Vers une banque de la transition énergétique
L’heure des assistants à maîtrise d’ouvrage a sonné, les fameux AMO, techniques ou financiers. La transition environnementale est vertigineuse, sans conteste, mais elle a désormais ses facilitateurs. Certes, les pouvoirs publics ne couperont pas à deux missions urgentes, et la ministre du logement en a conscience: simplifier et stabiliser les règles comme les aides en premier lieu, et prendre des mesures de nature à atténuer et amortir la soudaineté (pour ceux qui n’ont pu anticiper) et les conséquences des contraintes. Ainsi, la proposition de loi transpartisane qui vient d’être déposée, «visant à prévenir les litiges relatifs aux obligations de décence énergétique et à sécuriser leur application en copropriété», tend à introduire de la souplesse où le législateur a édicté en 2021 des règles intransigeantes.
Quant au chantier de la simplification, il s’ouvrira, en particulier avec le modèle des lois spéciales que l’État a su écrire quand la nécessité était là, pour la construction du Village olympique ou la reconstruction de Mayotte. Le gouvernement vient également de confier à la Sénatrice Amel Gacquerre la mission de préfigurer une banque de la transition énergétique, appelée à financer les ménages ayant un accès difficile aux établissements financiers de marché, à cause de revenus faibles ou de situations mal stabilisées. Adossée à la Banque des territoires, elle permettra à ces familles et à ces individus d’absorber le reste à charge des travaux indispensables à la modernisation environnementale de leur logement. En dépit de ces efforts, la transition énergétique demeurera complexe et la tache des AMO se place à cet endroit de la chaine.
Une impérieuse urgence
Les unes après les autres, les parties prenantes de cette mutation comprennent qu’au-delà de leur métier fondamental elles doivent apporter ce service d’accompagnement et que la responsabilité de rendre digeste de qui inquiète et rebute leur incombe. On voit même des acteurs spécialisés dans la mise en œuvre d'un geste spécifique entrer dans cette logique. Une enseigne leader national de la fourniture et de la pose de menuiseries intérieures et extérieures, Caséo, est en train de se doter d’un outil d’AMO pour ses clients, en sorte de favoriser une approche globale de la rénovation, dont le remplacement d’ouvrants ne sera qu’une séquence intégrée à une démarche complète. S’inventer un deuxième métier pour favoriser la continuité du premier en quelque sorte, en se montrant agile et innovant. Dans le même ordre d’idée, une association vient de se créer pour favoriser et promouvoir l’assistance à maîtrise d’ouvrage, sous le nom d’AFAST (association des assistants à maîtrise d’ouvrage), avec aussi le rôle de séparer le bon grain de l’ivraie… Quand s’ouvre un marché, le meilleur côtoie vite le pire et il est d’ores et déjà vital d’éclairer le choix des professionnels recourant aux AMO comme des particuliers pour prévenir les risques que les conseils manquent d’indépendance, de compétence ou d’intégrité.

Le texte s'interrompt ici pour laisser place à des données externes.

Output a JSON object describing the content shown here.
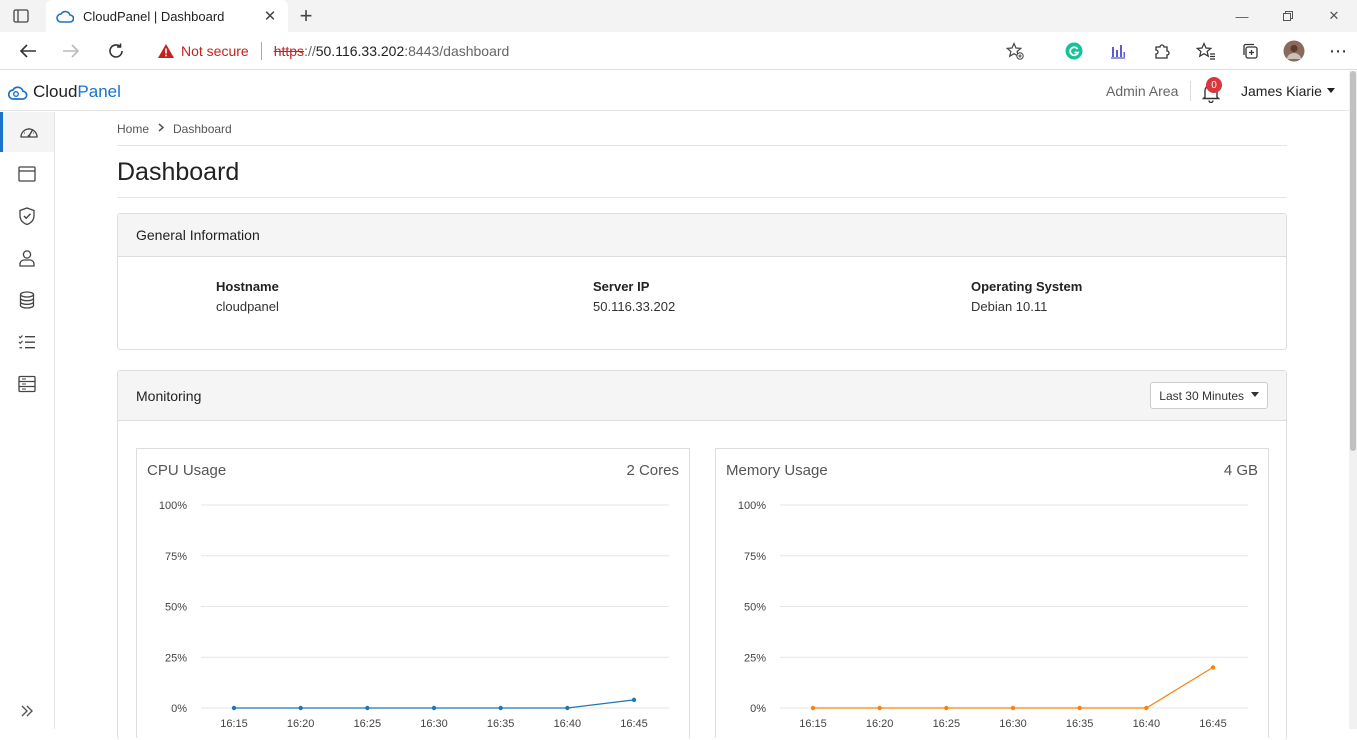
{
  "browser": {
    "tab_title": "CloudPanel | Dashboard",
    "not_secure": "Not secure",
    "url_scheme": "https",
    "url_sep": "://",
    "url_host": "50.116.33.202",
    "url_rest": ":8443/dashboard"
  },
  "header": {
    "brand_prefix": "Cloud",
    "brand_suffix": "Panel",
    "admin_area": "Admin Area",
    "notifications_count": "0",
    "user_name": "James Kiarie"
  },
  "sidebar": {
    "items": [
      {
        "icon": "dashboard-gauge-icon"
      },
      {
        "icon": "sites-window-icon"
      },
      {
        "icon": "security-shield-icon"
      },
      {
        "icon": "users-person-icon"
      },
      {
        "icon": "database-icon"
      },
      {
        "icon": "tasks-list-icon"
      },
      {
        "icon": "server-rack-icon"
      }
    ],
    "expand_icon": "double-chevron-right-icon"
  },
  "breadcrumb": {
    "home": "Home",
    "current": "Dashboard"
  },
  "page_title": "Dashboard",
  "general_info": {
    "title": "General Information",
    "fields": [
      {
        "label": "Hostname",
        "value": "cloudpanel"
      },
      {
        "label": "Server IP",
        "value": "50.116.33.202"
      },
      {
        "label": "Operating System",
        "value": "Debian 10.11"
      }
    ]
  },
  "monitoring": {
    "title": "Monitoring",
    "range_selected": "Last 30 Minutes"
  },
  "chart_data": [
    {
      "type": "line",
      "title": "CPU Usage",
      "meta": "2 Cores",
      "x": [
        "16:15",
        "16:20",
        "16:25",
        "16:30",
        "16:35",
        "16:40",
        "16:45"
      ],
      "series": [
        {
          "values": [
            0,
            0,
            0,
            0,
            0,
            0,
            4
          ],
          "color": "#1f77b4"
        }
      ],
      "yticks": [
        "0%",
        "25%",
        "50%",
        "75%",
        "100%"
      ],
      "ylim": [
        0,
        100
      ],
      "grid": true
    },
    {
      "type": "line",
      "title": "Memory Usage",
      "meta": "4 GB",
      "x": [
        "16:15",
        "16:20",
        "16:25",
        "16:30",
        "16:35",
        "16:40",
        "16:45"
      ],
      "series": [
        {
          "values": [
            0,
            0,
            0,
            0,
            0,
            0,
            20
          ],
          "color": "#ff7f0e"
        }
      ],
      "yticks": [
        "0%",
        "25%",
        "50%",
        "75%",
        "100%"
      ],
      "ylim": [
        0,
        100
      ],
      "grid": true
    }
  ]
}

Réconcilier les deux France, celle qui croit inaccessible la transition énergétique des logements et celle qui la met à sa portée, relève de l’impérieuse urgence. C’est un enjeu majeur: les dégâts liés au dérèglement climatique sont à nos portes et ils menacent d’ailleurs d’abord le patrimoine bâti. Différer pour cause d’états d’âme ou d’incapacité à trouver les solutions n’est plus tenable. Et s’accommoder d’une France à la traîne n’est pas non plus démocratiquement supportable. Elle favorise les extrémismes aveugles et nuit à la paix sociale.